I discovered The Saturday Review of Literature in the
early seventies, after reading an article about Norman Cousins, the then
editor. About a decade later, the
magazine ceased publication. The second
thing which struck me was a blurb on John Hersey’s Hiroshima: “Everyone able to read should read it.” The early seventies were the days of antiwar
rallies, and calls to ban nuclear weapons.
Of course I had heard of Hiroshima and Nagasaki and all the
justifications for using the atomic bomb in 1945 as a way to end World War II
quickly and save many millions of military and civilian lives. John Hersey’s work really opened my eyes to
the horrors of nuclear weapons.
The original history
was updated about four decades later to show the long term effects of the
bomb. Hersey tells the story through the
memoirs of six civilians who were in Hiroshima on August 6, 1945 at 8:15 AM
when the bomb exploded. The curious
thing is the completely random steps these individuals had taken which took
them out of the direct effects of the blast.
Hersey wrote, “At
exactly fifteen minutes past eight in the morning, on August 6, 1945, Japanese
time, at the moment when the atomic bomb flashed above Hiroshima, Miss Toshiko
Sasaki, a clerk in the personnel department of the East Asia Tin Works, had
just sat down at her place in the plant office and was turning her head to
speak to the girl at the next guess. At
that same moment, Dr. Masakazu Fuijii was settling down to read the Osaka Asahi on the porch of his private
hospital, […]; Mrs. Hatsuyo Nakamura, a tailor’s widow, stood by the window of
her kitchen, watching a neighbor tearing down his house because it lay in the
path of an air-raid-defense fire lane; Father Wilhelm Kleinsorge, a German
priest of the Society of Jesus, reclined in his underwear on a cot on the top
floor of his order’s three-story mission house, […]; Dr. Terufumi Sasaki, a
young member of the surgical staff of the city’s large, modern Red Cross
Hospital, walked along one of the hospital corridors with a blood specimen […];
and the Revernd Mr. Kiyoshi Tanimoto, pastor of the Hiroshima Methodist Church,
paused at the door of a rich man’s house in Koi, the city’s western suburb, and
prepared to unload a handcart full of things he had evacuated from the town in
fair of the massive B-29 [bomber] raid which everyone expected Hiroshima to
suffer” (3-4). These six individuals
lived to describe the aftermath of the explosion.
At first, they all
thought a bomb had hit close to their location, but when they emerged from the
wreckage, the amount of destruction was beyond imagination. As time passed and those who had lived
through the terror, did not want to refer to themselves as “survivors” in fear
of causing some slight insult to the victims.

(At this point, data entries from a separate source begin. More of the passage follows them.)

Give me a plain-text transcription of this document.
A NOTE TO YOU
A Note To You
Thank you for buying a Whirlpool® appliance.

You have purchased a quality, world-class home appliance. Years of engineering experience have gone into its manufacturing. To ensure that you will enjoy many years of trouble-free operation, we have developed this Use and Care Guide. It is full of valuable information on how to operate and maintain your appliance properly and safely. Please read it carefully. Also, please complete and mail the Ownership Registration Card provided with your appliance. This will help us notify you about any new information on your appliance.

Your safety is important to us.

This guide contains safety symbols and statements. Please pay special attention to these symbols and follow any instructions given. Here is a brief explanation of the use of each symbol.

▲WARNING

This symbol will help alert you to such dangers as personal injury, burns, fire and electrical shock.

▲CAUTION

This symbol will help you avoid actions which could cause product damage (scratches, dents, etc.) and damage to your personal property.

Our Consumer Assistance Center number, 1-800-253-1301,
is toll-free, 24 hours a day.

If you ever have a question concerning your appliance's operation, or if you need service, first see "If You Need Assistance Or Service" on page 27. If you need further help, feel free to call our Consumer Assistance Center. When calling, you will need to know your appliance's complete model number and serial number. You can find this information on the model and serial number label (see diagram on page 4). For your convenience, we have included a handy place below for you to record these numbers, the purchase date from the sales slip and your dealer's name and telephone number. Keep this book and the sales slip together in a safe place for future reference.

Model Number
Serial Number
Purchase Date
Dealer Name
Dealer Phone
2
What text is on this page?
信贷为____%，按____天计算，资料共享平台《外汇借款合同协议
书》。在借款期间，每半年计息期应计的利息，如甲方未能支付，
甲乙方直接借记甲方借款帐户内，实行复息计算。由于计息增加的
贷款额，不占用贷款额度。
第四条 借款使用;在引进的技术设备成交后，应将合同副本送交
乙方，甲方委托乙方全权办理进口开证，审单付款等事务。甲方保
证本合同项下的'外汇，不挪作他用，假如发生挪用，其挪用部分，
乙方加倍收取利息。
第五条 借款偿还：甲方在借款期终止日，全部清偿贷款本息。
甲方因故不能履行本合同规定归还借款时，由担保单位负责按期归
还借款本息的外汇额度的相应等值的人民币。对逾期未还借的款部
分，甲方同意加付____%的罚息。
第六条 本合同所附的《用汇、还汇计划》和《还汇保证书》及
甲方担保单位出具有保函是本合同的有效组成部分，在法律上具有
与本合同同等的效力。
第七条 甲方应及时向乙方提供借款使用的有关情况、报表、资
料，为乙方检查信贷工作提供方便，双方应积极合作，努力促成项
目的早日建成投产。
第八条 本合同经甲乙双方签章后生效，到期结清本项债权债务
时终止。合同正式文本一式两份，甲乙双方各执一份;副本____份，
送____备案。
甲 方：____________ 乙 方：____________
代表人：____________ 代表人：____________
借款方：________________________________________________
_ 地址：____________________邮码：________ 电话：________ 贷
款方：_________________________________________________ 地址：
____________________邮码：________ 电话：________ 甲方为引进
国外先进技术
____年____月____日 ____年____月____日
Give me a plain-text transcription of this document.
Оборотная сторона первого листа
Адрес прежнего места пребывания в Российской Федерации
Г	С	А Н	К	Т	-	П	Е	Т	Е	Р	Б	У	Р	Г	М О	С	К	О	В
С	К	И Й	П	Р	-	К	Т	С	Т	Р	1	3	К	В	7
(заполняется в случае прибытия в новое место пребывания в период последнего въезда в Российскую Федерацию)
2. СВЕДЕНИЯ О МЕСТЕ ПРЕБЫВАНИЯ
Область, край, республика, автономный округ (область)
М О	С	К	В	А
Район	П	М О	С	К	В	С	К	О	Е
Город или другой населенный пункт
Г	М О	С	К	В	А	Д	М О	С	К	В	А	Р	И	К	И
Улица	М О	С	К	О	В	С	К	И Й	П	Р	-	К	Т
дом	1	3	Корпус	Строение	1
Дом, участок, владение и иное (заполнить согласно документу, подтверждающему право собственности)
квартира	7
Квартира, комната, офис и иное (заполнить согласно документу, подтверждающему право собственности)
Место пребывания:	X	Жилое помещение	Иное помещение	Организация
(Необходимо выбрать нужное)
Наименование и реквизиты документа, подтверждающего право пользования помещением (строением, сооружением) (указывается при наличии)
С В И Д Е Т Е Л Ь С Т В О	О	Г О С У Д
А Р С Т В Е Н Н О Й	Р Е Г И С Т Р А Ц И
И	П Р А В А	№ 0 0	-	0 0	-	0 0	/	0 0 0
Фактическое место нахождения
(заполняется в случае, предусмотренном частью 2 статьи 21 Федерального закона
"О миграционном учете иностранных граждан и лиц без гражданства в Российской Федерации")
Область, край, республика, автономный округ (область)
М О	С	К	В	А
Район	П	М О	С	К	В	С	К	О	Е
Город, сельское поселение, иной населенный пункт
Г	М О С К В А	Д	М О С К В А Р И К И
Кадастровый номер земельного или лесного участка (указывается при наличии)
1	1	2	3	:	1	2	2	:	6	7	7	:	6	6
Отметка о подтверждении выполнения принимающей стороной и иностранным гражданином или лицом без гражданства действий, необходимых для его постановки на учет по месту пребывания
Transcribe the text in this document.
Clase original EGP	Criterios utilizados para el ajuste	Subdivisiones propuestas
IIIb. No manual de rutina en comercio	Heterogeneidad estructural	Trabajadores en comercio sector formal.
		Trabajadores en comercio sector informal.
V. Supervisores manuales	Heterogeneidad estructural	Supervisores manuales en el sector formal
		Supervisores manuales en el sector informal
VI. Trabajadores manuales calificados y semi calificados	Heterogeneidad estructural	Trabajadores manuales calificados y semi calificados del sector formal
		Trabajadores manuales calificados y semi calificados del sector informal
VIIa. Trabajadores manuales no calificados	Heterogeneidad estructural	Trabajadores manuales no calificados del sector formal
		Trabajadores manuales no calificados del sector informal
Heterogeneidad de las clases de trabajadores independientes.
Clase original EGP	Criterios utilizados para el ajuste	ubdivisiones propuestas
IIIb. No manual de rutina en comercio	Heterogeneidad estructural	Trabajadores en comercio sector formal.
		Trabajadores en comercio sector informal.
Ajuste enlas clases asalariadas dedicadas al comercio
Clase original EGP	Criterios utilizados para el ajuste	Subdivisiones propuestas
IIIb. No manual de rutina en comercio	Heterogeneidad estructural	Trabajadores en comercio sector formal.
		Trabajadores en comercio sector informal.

Instead, they referred to themselves as “hibakusha” or literally,
“explosion-affected persons” (92). The
“hibakusha” struggled for years to hold together what remained off their
families, friends, and their own lives.
For example, it wasn’t until 1951 that Mrs. Nakamura was able to move
into a new house. Dr. Sasaki spent the
next five years removing ugly keloid scars from residents of the city. Of course, as long term effects of the
explosion began to surface, the full extent of the horrors of nuclear war
emerged.
Yet today, we live
on the brink of nuclear annihilation.
Nations struggle to build nuclear weapons. Some call for using these weapons to further
religious, political, or economic interests.
As is the case in so many examples of war, some have forgotten the
lessons of history. The Saturday Review was correct: “Everyone able to read [John
Hersey’s book] should read it. 5 stars.